Alexandre Almeida, economista da CM Capital, afirmou que além do 1 p.p na próxima reunião, ele projeta uma outra alta de 1 p.p em dezembro, fechando o ano em 8,25%. Para o próximo, o economista apontou que a sinalização do BC de “aumento da magnitude do ciclo” pode significar uma continuação das altas, mas em níveis mais baixos.
— Mesmo para 2022, o mercado já começa a colocar alguns ajustes menores de 75 pontos-base (0,75 p.p) na primeira reunião de 2022 e ajustes menores nas duas reuniões subsequentes, isso acaba sendo destacado pelo BC — explicou Almeida.
O economista também destaca que essa alteração de cenário para o ano que vem poderá ser vista nas expectativas do mercado, que devem subir as projeções para os juros e diminuir as de PIB. A CM Capital já esperava juros mais altos no próximo ano e espera crescimento de 0,9%.
— Acaba tendo uma perspectiva de piora, porque com elevação da perspectiva de juros, você está removendo incentivos em termos de nível de investimento, isso tende a fazer uma revisão das expectativas de PIB para baixo — apontou.
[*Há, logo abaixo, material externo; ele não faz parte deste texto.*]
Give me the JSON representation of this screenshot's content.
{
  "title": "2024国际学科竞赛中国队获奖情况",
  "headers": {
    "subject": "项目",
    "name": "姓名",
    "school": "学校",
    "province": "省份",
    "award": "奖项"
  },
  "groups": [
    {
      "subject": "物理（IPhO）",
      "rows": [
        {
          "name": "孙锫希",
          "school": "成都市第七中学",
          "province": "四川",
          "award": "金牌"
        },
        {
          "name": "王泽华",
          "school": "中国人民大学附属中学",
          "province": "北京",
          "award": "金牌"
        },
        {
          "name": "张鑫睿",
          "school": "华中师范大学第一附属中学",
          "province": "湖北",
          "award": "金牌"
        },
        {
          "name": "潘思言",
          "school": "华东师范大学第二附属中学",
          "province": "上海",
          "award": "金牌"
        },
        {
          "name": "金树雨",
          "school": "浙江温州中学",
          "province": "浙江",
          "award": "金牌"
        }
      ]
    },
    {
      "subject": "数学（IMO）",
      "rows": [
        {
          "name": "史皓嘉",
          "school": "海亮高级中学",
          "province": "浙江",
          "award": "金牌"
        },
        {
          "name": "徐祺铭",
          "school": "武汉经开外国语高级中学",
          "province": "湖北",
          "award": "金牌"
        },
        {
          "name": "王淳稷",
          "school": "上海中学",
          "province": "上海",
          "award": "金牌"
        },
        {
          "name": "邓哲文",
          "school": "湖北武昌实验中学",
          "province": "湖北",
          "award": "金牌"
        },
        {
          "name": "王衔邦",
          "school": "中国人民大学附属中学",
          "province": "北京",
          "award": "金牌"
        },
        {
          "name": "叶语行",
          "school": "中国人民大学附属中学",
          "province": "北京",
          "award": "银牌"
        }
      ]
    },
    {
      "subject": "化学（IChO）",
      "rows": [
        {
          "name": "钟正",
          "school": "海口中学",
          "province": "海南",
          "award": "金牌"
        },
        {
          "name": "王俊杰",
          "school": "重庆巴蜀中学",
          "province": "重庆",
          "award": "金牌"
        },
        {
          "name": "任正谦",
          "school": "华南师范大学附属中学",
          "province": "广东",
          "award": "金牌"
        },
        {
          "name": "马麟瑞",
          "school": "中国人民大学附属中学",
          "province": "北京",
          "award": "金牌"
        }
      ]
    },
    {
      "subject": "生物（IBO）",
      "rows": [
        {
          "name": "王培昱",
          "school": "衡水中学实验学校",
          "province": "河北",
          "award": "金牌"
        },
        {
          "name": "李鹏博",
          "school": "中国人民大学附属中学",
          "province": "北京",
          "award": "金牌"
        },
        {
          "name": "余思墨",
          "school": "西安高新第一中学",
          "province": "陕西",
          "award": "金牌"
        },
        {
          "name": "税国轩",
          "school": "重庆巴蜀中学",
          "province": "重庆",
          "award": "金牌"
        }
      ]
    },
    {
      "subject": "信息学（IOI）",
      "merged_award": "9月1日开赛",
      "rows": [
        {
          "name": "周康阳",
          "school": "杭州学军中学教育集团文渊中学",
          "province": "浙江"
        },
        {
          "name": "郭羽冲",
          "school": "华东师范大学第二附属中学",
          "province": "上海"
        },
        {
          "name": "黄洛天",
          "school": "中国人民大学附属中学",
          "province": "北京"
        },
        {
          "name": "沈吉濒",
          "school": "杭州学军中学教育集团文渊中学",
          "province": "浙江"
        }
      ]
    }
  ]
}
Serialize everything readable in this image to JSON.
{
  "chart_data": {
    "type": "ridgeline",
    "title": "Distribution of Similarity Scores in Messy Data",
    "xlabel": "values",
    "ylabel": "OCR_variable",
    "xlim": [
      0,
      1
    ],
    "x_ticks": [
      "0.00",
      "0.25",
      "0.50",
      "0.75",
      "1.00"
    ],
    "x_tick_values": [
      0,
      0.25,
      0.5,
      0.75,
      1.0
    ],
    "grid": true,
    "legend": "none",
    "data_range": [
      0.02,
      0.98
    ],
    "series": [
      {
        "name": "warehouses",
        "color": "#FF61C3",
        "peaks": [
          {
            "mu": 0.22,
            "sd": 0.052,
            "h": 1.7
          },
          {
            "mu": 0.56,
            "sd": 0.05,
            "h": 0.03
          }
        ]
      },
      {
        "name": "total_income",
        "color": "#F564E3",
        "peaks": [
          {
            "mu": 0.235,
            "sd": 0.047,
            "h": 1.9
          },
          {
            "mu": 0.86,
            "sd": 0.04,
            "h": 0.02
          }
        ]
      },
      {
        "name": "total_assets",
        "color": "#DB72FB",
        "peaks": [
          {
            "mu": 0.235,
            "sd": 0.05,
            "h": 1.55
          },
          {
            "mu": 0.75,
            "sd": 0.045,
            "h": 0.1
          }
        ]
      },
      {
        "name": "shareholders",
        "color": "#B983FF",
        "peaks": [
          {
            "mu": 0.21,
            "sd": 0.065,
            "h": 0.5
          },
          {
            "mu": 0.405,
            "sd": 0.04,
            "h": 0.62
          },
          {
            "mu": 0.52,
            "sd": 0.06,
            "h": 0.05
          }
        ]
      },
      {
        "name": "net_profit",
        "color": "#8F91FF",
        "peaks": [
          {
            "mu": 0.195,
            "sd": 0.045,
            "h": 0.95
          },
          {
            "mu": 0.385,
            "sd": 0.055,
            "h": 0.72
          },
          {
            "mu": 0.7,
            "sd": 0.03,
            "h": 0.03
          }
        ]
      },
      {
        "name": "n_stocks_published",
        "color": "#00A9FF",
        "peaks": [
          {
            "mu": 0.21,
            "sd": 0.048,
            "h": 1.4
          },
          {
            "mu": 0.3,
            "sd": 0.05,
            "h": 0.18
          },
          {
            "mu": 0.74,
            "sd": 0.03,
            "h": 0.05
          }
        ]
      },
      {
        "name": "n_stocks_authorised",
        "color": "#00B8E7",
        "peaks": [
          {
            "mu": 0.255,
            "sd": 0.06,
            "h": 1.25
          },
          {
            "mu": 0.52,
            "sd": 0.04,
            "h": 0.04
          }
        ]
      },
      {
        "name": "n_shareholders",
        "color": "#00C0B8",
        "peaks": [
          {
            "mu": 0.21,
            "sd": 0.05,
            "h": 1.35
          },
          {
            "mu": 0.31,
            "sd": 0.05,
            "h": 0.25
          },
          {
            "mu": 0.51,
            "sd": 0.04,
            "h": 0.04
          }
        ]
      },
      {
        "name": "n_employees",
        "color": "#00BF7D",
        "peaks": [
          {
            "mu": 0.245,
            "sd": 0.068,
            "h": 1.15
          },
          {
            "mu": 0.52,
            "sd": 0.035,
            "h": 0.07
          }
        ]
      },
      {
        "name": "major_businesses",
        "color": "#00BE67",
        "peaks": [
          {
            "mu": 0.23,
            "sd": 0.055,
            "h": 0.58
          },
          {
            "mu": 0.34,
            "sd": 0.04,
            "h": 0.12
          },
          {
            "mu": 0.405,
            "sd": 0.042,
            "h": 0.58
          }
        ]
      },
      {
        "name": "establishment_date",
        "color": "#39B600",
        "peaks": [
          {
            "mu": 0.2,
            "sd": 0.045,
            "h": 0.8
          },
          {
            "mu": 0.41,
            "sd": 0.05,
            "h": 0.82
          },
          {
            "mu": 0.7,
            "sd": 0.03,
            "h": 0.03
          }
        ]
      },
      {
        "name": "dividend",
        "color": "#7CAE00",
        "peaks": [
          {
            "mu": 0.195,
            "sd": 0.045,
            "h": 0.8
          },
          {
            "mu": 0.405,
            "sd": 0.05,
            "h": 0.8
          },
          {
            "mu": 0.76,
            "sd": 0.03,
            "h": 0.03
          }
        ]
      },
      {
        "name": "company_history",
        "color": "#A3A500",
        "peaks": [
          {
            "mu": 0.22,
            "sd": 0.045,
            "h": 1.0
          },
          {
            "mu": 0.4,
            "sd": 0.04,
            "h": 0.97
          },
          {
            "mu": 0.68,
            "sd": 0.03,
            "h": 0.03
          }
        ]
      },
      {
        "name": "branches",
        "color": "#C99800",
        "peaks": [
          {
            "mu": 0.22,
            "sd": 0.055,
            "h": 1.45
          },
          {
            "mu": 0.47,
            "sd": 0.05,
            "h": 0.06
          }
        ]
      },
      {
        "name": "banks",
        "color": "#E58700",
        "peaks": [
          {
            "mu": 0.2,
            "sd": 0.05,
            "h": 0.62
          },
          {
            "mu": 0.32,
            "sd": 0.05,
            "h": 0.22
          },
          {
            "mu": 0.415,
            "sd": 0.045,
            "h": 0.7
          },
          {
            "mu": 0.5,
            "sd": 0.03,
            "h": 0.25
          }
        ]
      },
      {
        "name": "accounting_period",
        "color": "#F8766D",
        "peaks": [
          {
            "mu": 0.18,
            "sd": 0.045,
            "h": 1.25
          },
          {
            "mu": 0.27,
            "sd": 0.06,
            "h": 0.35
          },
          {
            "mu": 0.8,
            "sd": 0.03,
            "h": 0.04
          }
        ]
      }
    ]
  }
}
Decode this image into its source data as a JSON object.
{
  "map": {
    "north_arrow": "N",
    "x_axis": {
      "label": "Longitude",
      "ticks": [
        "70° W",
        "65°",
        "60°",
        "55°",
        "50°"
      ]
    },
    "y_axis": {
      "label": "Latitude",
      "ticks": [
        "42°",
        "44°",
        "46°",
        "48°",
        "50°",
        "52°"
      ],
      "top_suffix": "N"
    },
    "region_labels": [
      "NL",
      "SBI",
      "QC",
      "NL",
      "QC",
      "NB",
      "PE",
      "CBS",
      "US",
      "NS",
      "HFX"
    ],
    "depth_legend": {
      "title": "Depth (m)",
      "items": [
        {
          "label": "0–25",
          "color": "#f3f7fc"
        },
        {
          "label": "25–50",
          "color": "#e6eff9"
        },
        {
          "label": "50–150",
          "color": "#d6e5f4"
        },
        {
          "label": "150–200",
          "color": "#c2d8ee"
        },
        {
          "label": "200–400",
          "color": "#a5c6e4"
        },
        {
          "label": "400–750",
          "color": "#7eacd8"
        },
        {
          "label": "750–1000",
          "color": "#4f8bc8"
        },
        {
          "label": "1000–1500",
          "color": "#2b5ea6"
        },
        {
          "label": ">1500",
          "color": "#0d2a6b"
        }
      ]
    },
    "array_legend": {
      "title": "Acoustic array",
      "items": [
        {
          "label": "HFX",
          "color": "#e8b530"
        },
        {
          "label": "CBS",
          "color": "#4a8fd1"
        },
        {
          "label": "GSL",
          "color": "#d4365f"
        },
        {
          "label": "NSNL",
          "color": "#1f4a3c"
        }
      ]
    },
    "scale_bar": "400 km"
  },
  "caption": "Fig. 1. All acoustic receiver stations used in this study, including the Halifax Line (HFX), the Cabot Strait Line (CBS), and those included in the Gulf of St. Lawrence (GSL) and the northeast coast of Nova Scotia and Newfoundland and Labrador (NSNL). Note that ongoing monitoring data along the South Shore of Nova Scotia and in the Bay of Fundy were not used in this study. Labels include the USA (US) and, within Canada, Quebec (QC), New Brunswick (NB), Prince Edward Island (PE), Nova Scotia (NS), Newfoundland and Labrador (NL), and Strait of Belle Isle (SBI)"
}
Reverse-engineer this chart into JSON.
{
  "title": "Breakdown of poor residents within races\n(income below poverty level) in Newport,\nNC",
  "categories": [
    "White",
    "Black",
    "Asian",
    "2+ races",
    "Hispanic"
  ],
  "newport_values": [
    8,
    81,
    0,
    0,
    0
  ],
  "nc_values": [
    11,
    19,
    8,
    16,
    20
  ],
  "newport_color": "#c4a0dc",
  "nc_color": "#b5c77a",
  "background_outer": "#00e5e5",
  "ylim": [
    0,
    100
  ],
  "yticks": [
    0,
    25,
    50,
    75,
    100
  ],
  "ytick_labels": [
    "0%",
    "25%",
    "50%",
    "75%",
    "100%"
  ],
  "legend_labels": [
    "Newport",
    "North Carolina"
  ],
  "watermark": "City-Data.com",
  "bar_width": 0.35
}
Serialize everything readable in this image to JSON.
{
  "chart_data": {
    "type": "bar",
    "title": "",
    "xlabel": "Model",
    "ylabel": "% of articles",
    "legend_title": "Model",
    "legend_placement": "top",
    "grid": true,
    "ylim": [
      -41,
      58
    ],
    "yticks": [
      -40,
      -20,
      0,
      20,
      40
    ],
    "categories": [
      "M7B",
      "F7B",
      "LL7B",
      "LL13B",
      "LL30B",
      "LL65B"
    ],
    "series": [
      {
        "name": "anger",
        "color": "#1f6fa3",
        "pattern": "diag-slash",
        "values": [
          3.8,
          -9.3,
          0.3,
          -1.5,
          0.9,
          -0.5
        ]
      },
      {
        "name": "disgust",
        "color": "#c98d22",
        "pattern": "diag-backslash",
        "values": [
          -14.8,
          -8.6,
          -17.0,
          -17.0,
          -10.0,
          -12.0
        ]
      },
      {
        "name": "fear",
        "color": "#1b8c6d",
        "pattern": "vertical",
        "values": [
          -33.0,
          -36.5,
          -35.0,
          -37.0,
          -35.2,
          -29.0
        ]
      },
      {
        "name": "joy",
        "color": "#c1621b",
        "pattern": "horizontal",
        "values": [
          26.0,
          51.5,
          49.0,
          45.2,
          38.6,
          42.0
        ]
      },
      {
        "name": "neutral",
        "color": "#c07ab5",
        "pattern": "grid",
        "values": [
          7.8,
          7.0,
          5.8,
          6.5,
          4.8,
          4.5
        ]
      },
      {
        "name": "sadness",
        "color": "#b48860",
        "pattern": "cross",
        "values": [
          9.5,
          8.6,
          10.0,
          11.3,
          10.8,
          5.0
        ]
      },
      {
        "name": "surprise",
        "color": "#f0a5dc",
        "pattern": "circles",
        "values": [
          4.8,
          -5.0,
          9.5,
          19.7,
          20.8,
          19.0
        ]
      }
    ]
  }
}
Apesar das recentes altas nas projeções de inflação e revisões para baixo na expectativa de crescimento, o Banco Central ainda vê um “crescimento robusto” no segundo semestre deste ano. Segundo o Focus, o PIB deve crescer 5,04% em 2021
“Ao resultado do PIB do segundo trimestre ligeiramente melhor que o esperado, seguiram-se divulgações de alta frequência marginalmente mais negativas, ainda que evoluindo favoravelmente. Parte dessas revisões decorre de uma antecipação do crescimento esperado para alguns dos setores mais atingidos pela pandemia; outra parte deriva da menor produção industrial decorrente da manutenção de dificuldades nas cadeias de suprimentos”.
E seguiu:
“O Comitê manteve a visão de uma retomada robusta da atividade no segundo semestre, na medida em que os efeitos da vacinação sejam sentidos de forma mais abrangente”, diz o documento.
A ata ainda aponta que o crescimento econômico em 2022 será beneficiado por três fatores: recuperação do mercado de trabalho e setor de serviços, desempenho do setor agropecuário e da indústria extrativa e “resquícios” do processo de normalização da economia.
Sobre emprego, o Copom avaliou que o mercado de trabalho segue em recuperação, mas a diferença entre os números da PNAD Contínua, pesquisa sobre desemprego feita pelo IBGE e do Novo Caged, divulgação do Ministério da Economia, dificulta a avaliação.
“O recuo da taxa de desocupação com crescimento da força de trabalho e da população ocupada indica que o mercado de trabalho segue em recuperação. Todavia, os níveis das duas últimas variáveis ainda consideravelmente abaixo dos observados antes da pandemia sugerem hiato remanescente no mercado de trabalho”, apontou.